Les électeurs veulent l’union

Le premier problème, pour Macron, est que les électeurs de gauche veulent l’union. Selon un sondage réalisé avant les européennes du 9 juin, 76% des sympathisants français de gauche auraient préféré une liste unique, ce qui n’avait pas pu être le cas compte tenu des divergences fortes entre les sociaux-démocrates et la gauche radicale, à la fois sur l’Europe (LFI est très anti-allemande et anti-euro) et sur Gaza (les positions de LFI sur le «génocide» en cours dans le territoire palestinien alimentent l’accusation d’antisémitisme reprise par Emmanuel Macron).

Le second problème, encore plus sérieux, est que l’enjeu politique national des législatives peut permettre à cette gauche de se rassembler comme elle l’a fait avec la NUPES (Nouvelle union populaire, écologique et sociale) en juin 2022. Est-ce factice? Peut-être. Est-ce électoral? Bien sûr. Est-ce faisable et souhaitable? Oui, disent la majorité des électeurs et des cadres élus de ces différents partis. Des manifestations anti extrême-droite sont prévues dès ce week-end à l'initiative des syndicats. «C'est nous qui allons faire le niveau de la mobilisation. Nous devons tous y être» a promis la secrétaire générale de la CGT Sophie Binet.

Celui qui se retrouve prisonnier de cette logique est, paradoxalement, l’un des vainqueurs du 9 juin. Raphaël Glucksmann, activiste venu de la société civile, est aujourd’hui la figure la plus en vue du camp social-démocrate, même s’il n’a jamais été membre du PS. Il avait dit et répété qu’il ne voulait pas d’un accord programmatique avec La France Insoumise de celui que tout le monde redoute: Jean-Luc Mélenchon, l’ancien candidat à la présidentielle (21,95% des voix, éliminé au premier tour). Il s'y serait finalement rallié, même si l'on ne connait pas encore les détails de son accord.

La raison de ce ralliement ? Glucksmann n’est pas un élu national.

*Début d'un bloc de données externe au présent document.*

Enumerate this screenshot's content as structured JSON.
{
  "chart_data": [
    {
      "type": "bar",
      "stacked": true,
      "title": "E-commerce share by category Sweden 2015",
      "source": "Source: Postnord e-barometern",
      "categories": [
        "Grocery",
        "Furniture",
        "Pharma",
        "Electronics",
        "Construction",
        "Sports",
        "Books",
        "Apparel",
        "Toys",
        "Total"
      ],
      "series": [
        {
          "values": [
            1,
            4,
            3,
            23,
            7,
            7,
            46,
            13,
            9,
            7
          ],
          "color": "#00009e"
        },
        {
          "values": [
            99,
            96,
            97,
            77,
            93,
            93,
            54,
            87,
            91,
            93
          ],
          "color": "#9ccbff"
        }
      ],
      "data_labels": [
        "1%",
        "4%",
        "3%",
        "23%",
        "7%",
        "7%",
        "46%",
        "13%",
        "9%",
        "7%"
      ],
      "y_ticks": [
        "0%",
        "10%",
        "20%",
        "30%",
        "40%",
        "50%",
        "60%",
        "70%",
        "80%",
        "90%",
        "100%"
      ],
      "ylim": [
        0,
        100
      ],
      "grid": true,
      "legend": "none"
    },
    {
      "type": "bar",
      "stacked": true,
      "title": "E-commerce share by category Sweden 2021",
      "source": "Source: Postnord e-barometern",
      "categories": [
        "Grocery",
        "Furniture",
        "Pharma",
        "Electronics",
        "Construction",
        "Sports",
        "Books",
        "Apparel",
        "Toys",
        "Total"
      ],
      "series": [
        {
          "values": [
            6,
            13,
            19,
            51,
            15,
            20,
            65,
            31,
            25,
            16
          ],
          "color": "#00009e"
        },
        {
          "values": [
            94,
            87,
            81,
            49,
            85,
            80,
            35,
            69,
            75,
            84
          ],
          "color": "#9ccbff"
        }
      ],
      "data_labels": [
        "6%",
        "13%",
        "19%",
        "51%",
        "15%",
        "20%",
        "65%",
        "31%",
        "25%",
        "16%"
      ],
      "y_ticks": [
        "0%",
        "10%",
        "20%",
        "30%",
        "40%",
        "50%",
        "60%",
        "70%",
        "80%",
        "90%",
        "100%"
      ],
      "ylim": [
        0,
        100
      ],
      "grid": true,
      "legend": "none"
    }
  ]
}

Et il ne contrôle aucun appareil partisan. Tandis que Jean-Luc Mélenchon, lui, peut se permettre de rester derrière, et d’attendre. Il a promis de ne pas «s’imposer». Il sait, en vétéran de la politique, que le pouvoir se gagne sur le terrain, dans les élections. Il sait aussi que le «Front populaire» est en train de redonner de la fierté aux militants et aux électeurs. Ce qu'a aussi salué l'ancien président socialiste de la République François Hollande: «Pour moi, ce qui est essentiel, c’est que l’union ait pu se faire. J’ai des divergences qu’on connaît, mais il y a un moment, on va au-delà des divergences, on va à l’essentiel » a-t-il affirmé.

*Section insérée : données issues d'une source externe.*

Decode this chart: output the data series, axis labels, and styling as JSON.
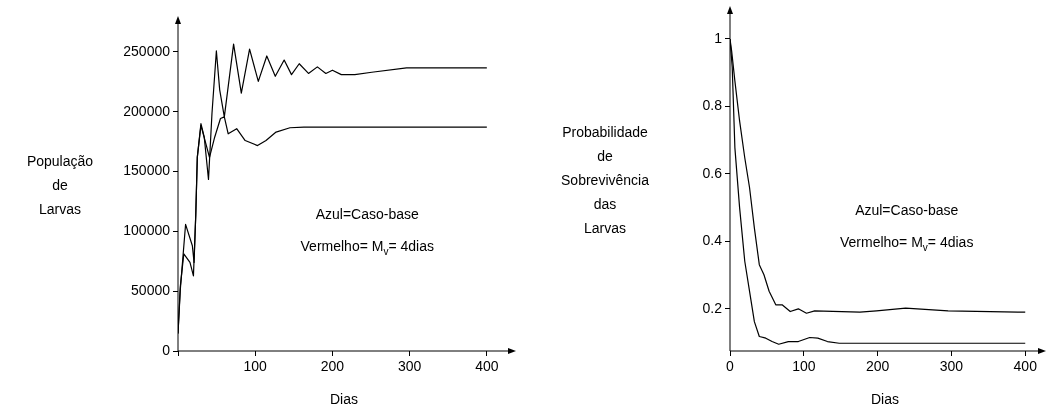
{
  "chart_data": [
    {
      "type": "line",
      "xlabel": "Dias",
      "ylabel": "População\nde\nLarvas",
      "xlim": [
        0,
        430
      ],
      "ylim": [
        0,
        275000
      ],
      "xticks": [
        {
          "value": 0,
          "label": null
        },
        100,
        200,
        300,
        400
      ],
      "yticks": [
        0,
        50000,
        100000,
        150000,
        200000,
        250000
      ],
      "annotations": [
        "Azul=Caso-base",
        "Vermelho= M$_{v}$= 4dias"
      ],
      "series": [
        {
          "color": "#000000",
          "x": [
            0,
            3,
            9.8,
            18.6,
            20.8,
            23,
            25,
            29.7,
            34,
            39.5,
            44,
            49.7,
            54,
            60,
            72,
            82,
            92.7,
            104,
            115,
            126,
            137.5,
            147,
            157,
            169,
            180.5,
            191.5,
            200,
            211.5,
            229,
            251,
            296,
            400
          ],
          "values": [
            14700,
            51500,
            105800,
            88000,
            74000,
            113700,
            161800,
            190000,
            178700,
            143400,
            198500,
            250800,
            218300,
            195700,
            256500,
            215500,
            252300,
            225400,
            246600,
            229600,
            243200,
            231000,
            240100,
            232000,
            237500,
            232000,
            234700,
            231000,
            231000,
            233000,
            236700,
            236700
          ]
        },
        {
          "color": "#000000",
          "x": [
            0,
            3,
            7.5,
            15.5,
            20,
            23,
            25,
            29.7,
            35,
            40.8,
            47.5,
            55,
            60,
            65,
            76,
            87,
            103,
            114,
            127,
            145,
            163,
            400
          ],
          "values": [
            14700,
            54000,
            81200,
            74100,
            62800,
            113700,
            161800,
            188600,
            175900,
            161800,
            178700,
            194300,
            195700,
            181500,
            185800,
            175900,
            171700,
            175900,
            183000,
            186600,
            187200,
            187200
          ]
        }
      ]
    },
    {
      "type": "line",
      "xlabel": "Dias",
      "ylabel": "Probabilidade\nde\nSobrevivência\ndas\nLarvas",
      "xlim": [
        0,
        420
      ],
      "ylim": [
        0.075,
        1.08
      ],
      "xticks": [
        0,
        100,
        200,
        300,
        400
      ],
      "yticks": [
        0.2,
        0.4,
        0.6,
        0.8,
        1
      ],
      "annotations": [
        "Azul=Caso-base",
        "Vermelho= M$_{v}$= 4dias"
      ],
      "series": [
        {
          "color": "#000000",
          "x": [
            0,
            2.2,
            6.6,
            13,
            20,
            26.5,
            33,
            39.7,
            46,
            53,
            62,
            70.6,
            81.6,
            92.6,
            103.6,
            114.7,
            176,
            198.5,
            238,
            295.5,
            400
          ],
          "values": [
            1.0,
            0.965,
            0.876,
            0.757,
            0.648,
            0.559,
            0.44,
            0.331,
            0.301,
            0.252,
            0.212,
            0.212,
            0.192,
            0.2,
            0.187,
            0.194,
            0.19,
            0.194,
            0.202,
            0.194,
            0.19
          ]
        },
        {
          "color": "#000000",
          "x": [
            0,
            3,
            6.6,
            13,
            20,
            26.5,
            33,
            39.7,
            48.5,
            57,
            66,
            79,
            92.6,
            108,
            119,
            132,
            148,
            400
          ],
          "values": [
            1.0,
            0.916,
            0.678,
            0.5,
            0.341,
            0.252,
            0.162,
            0.118,
            0.113,
            0.103,
            0.095,
            0.103,
            0.103,
            0.115,
            0.113,
            0.103,
            0.098,
            0.098
          ]
        }
      ]
    }
  ]
}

Bordellisation de la vie politique

C’est cet «essentiel», cette fierté, qu’il faut prendre en compte. La gauche, face à l’extrême droite, retrouve une raison d’être. Elle retrouve un motif de combat. Elle retrouve une raison de s’unir aussi avec les syndicats. Le Front populaire de 1936 était autant un mouvement politique que social. Or, beaucoup d’observateurs redoutent, si le RN arrive au pouvoir en France, des grèves et des protestations à répétition, par exemple dans les campus.

La France Insoumise, accusée par Emmanuel Macron de «bordelliser la République» peut se réinventer en force combattante contre les nationaux populistes. Avec un argument massue: qui a précipité le risque d’arrivée du RN au sommet de l’État? La «bordellisation» ou la dissolution de l’Assemblée décidée par Emmanuel Macron?

Le Front populaire tiendra-t-il après l'élection ? Permettra-t-il, surtout, d'obtenir une majorité à l'Assemblée ? Sa première victoire est en tout cas d'avoir fait voler en éclats le plan «attrape-tout démocratique» d'Emmanuel Macron. Et pour cause. Le mandat du président français s’achève en 2027. Il ne pourra pas se représenter. L’union nationale offerte par ce Chef de l'État n’est guère inspirante. Mélenchon et les siens ont donc intérêt à mettre de l’eau dans leur vin. Le Front populaire peut permettre leur réhabilitation. Ils ne vont donc pas se priver de jouer cette carte.